太陽光パネルは、ガラスやアルミニウム、シリコンなど、資源価値の高い素材で作られています。しかし、これらの素材を効率的にリサイクルすることは難しく、処分費用は高額になると考えられています。
環境省の試算によると、2040年には年間約80万トンの太陽光パネルが廃棄される見込みで、その処分費用は約5,000億円に上る見込みです。
処理費用が高額のため、製品寿命を超えて使用を続けたり、不法投棄される可能性があることも懸念されています。
参照:太陽光発電設備のリサイクル等の推進に向けたガイドライン
太陽光パネルには、鉛やセレンなどの有害物質が含まれている場合があります。適切に処理されなかった場合、これらの有害物質が土壌や地下水に流出し、健康被害や環境汚染を引き起こす可能性があります。
太陽光パネルは、最終処分場への埋め立てが認められています。しかし、太陽光パネルの大量廃棄が進むと、最終処分場のひっ迫につながる可能性があります。
このような懸念点を解消するためには、以下の対策が考えられます。
太陽光パネルのリサイクル率を高めることで、処分費用の抑制や有害物質の流出防止につながります。
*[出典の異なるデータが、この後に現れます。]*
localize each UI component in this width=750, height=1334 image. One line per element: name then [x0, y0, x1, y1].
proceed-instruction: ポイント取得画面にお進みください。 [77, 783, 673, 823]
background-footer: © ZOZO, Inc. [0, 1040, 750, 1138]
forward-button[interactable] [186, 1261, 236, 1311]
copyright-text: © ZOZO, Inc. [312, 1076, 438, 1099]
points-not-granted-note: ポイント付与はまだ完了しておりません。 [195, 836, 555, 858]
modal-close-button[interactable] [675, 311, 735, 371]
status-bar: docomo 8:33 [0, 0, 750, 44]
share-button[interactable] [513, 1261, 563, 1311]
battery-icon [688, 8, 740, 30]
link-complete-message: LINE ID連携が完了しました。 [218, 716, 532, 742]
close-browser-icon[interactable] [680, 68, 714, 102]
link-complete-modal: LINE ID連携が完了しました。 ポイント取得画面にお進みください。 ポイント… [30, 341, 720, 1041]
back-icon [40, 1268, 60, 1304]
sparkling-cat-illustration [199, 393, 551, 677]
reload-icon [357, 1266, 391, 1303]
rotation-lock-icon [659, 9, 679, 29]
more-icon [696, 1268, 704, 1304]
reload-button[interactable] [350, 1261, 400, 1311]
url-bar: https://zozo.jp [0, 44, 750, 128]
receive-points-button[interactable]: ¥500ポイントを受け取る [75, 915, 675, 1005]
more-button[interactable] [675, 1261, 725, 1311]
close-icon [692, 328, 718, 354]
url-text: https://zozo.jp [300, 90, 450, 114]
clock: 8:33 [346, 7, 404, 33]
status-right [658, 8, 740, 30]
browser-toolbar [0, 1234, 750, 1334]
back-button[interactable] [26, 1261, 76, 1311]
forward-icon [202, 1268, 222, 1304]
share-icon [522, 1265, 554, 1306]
そのためには、リサイクル技術の開発や、リサイクル業者の支援などが求められます。
太陽光パネルの再利用を促進することで、廃棄量の削減につながります。そのためには、再利用の市場拡大や、再利用の際の技術開発などが求められます。
1. 太陽光パネルのリサイクルは義務化されますか?
現在、太陽光パネルのリサイクルは義務ではありません。
しかし、環境省は太陽光パネルのリサイクル義務化を検討しており、リサイクル推進に向けたガイドラインやリサイクル体制の整備を進めています。
そのため、近い将来、太陽光パネルのリサイクルが義務化される可能性が高いと言えます。
2. 太陽光パネルの2040年問題とは?
太陽光パネルの2040年問題とは、製品寿命を迎えた太陽光パネルが大量に廃棄される問題のことです。
太陽光パネルの寿命は、一般的に約20~30年とされています。2012年に開始された固定価格買取制度(FIT法)により、多くの太陽光発電設備が設置されました。
当時設置した太陽光パネルは、2040年頃に寿命を迎えるため、大量の廃棄物が発生することが懸念されています。
この問題を解決するためには、太陽光パネルの寿命を延ばす技術の開発や、リサイクル率の向上が求められています。
3. 家庭用ソーラーパネルの捨て方は?
家庭用ソーラーパネルは、産業廃棄物として処理する必要があります。そのため、家庭ごみとして捨てることはできません。メーカーや産業廃棄物処理業者に回収を依頼しましょう。
今回は、太陽光パネルの基本的な性質や処理方法、処理費用について解説しました。
太陽光パネルを処分する場合は、多くの費用が発生します。また、リサイクル率の向上や最終処分場の確保といった社会的課題も残されています。
太陽光パネルを処分する際は、可能な限りリサイクルすることを前提とし、メーカーや廃棄物処理業者に相談しましょう。